I’m sure there is a simple way to do this, but I cannot figure this out.

Is there a simple way to create a dataFrame of n columns of all String type?

I know I can do this

DataFrame([String,String,String],[:x1, :x2, :x3],0)

but if i have a varying number of columns, I would like to be able to do this dynamically from the size of the input data source.

To answer your question directly, you can do

df = DataFrame([String[] for i in 1:n])

More generally, remember that you can initialize an empty data frame and add columns to it in a loop.

df = DataFrame()
for col in container_of_cols
    df[:, name_of_col] = col
end

You can also initialize an empty DataFrame and push! named tuples to it. The types will work out as needed.

julia> df = DataFrame()
0×0 DataFrame

julia> push!(df, (a = "hey", b = "there"))
2 Likes

Thanks for your help, I knew it should have been something simple.

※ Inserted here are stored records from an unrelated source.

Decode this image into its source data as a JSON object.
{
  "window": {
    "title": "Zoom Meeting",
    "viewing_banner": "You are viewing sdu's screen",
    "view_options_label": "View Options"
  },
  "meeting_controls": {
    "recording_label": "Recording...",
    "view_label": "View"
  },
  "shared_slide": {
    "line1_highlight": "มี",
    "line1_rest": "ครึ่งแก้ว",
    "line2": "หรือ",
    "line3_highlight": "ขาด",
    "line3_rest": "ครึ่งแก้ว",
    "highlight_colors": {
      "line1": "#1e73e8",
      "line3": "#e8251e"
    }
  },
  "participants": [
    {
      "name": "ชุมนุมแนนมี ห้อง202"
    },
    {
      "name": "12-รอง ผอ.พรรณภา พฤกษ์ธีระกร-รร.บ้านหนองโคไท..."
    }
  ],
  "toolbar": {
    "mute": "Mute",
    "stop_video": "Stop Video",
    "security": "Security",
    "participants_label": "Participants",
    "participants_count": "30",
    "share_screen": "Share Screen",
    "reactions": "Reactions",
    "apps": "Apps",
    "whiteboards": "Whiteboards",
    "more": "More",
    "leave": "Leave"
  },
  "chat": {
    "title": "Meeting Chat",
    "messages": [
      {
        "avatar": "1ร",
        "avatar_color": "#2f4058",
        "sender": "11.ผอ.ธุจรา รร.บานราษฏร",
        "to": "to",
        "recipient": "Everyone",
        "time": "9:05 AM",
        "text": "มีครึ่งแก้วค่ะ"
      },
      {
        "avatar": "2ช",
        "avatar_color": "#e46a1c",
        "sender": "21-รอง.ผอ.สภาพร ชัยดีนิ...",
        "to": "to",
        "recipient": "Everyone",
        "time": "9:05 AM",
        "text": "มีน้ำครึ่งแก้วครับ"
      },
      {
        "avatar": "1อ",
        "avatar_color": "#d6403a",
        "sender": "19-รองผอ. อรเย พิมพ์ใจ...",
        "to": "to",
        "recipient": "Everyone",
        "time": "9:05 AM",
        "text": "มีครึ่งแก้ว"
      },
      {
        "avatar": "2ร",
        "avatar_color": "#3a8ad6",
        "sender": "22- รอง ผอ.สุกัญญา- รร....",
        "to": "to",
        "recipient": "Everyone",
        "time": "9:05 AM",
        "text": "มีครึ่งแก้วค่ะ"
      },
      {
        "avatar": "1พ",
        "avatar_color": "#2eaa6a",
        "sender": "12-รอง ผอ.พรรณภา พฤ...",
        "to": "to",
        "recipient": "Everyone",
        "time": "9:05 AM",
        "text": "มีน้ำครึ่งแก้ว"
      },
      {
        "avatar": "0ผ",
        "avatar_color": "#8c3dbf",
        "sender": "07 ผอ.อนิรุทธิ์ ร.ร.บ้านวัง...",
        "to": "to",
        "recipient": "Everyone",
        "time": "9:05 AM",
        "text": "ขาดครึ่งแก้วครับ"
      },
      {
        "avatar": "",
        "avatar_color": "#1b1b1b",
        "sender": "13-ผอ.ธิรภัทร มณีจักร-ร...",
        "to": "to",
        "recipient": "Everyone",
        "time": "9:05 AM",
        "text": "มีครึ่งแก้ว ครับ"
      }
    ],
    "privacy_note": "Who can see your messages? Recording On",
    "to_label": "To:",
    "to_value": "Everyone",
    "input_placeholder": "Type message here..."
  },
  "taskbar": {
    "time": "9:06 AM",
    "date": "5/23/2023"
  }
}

Hi! I’m using Julia v1.3 and DataFrames v0.22.5 and I found out that this solution is not working anymore.

Before I was using the following code:

             df = DataFrame()
             for c in col_names_el
                 df[Symbol(c)] = 0.0
             end

But now also this is not working. Any Tips on how to solve this?

P.s.
Not sure if I should open a new topic so in case let me know and I will do that!

Thanks a lot!

Are you sure this was on DataFrames 0.22? I feel like this syntax has been deprecated longer ago… Anyway: you need to index a DataFrame with both row and column index, so just df[:colname] is not allowed anymore, you need df[!, :colname]. You also want to broadcast the assignment of the scalar 0.0 to the column, so use:

for c in col_names_el
    df[!, c] .= 0.0
end

Note that it’s also not necessary to do Symbol(c) anymore, as DataFrames can now be indexed with strings (although symbols continue to work as well, so no need to rewrite code that uses symbols!)

3 Likes

The following works

julia> df = DataFrame();

julia> for c in ["a", "b"]
           df[:, c] = [0.0]
       end

Two things.

  1. as mentioned by @nilshg, you need to use either ! or : to index into a column
  2. 0.0 is a scalar. DataFrames columns are vectors. So you need to assign a vector to the column of the data frame.
3 Likes

Thanks @pdeffebach and @nilshg ! Before I was using V0.21 and the code I provided was working. I got little confused by the error and actually forgot the . in front of the =

Thank you again :slight_smile: